Exemple : prenons un cours officiel de 132 DA pour un 1 euro, sur le marché parallèle, le cours maximal est 130 X 1.65 = 214 DA pour un euro. En d’autres termes, le compromis fait entre les revendeurs de devises et les importateurs sur le niveau observé est déterminé par le partage des gains espérés (TAP, TVA, IBS et droit de douane) qui devraient revenir au Trésor et par ricochet à la communauté en général.»

Or, les pertes sont colossales pour le Trésor avec la persistance du phénomène. D’où l’urgence de la réforme de la politique monétaire. Ce ne sont pas les propositions qui ont manqué tout au long de ces dernières années à ce sujet. «Il s’agit de redorer le blason du dinar par rapport à sa vraie valeur productive en Algérie.

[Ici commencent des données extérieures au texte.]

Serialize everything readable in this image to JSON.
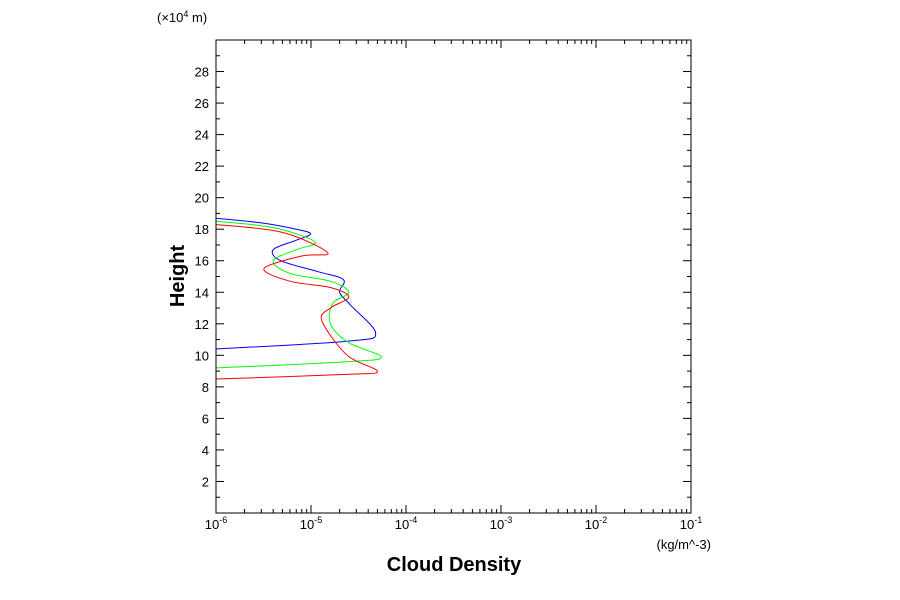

Une action qui sera salutaire à moyen terme, le temps de constituer une base productive concurrentielle, surtout industrielle, permettant de diversifier l’économie et de bien rémunérer le facteur travail.

Une fois constituée cette base productive, nous pouvons dévaluer notre monnaie pour aller sur le marché international avec des prix plus concurrentiels», nous explique Mohamed Badis pour qui la dévaluation du dinar est «un terrible piège» sans une base productive.

«Il est opportun de lancer la réforme économique par la réforme de la monnaie en reconsidérant sa monnaie sur la base de la valeur économique de ses biens et services et non sur les espoirs attendus d’une dévaluation qui, pour le rappeler, dure depuis plus de 20 ans», conclut notre expert.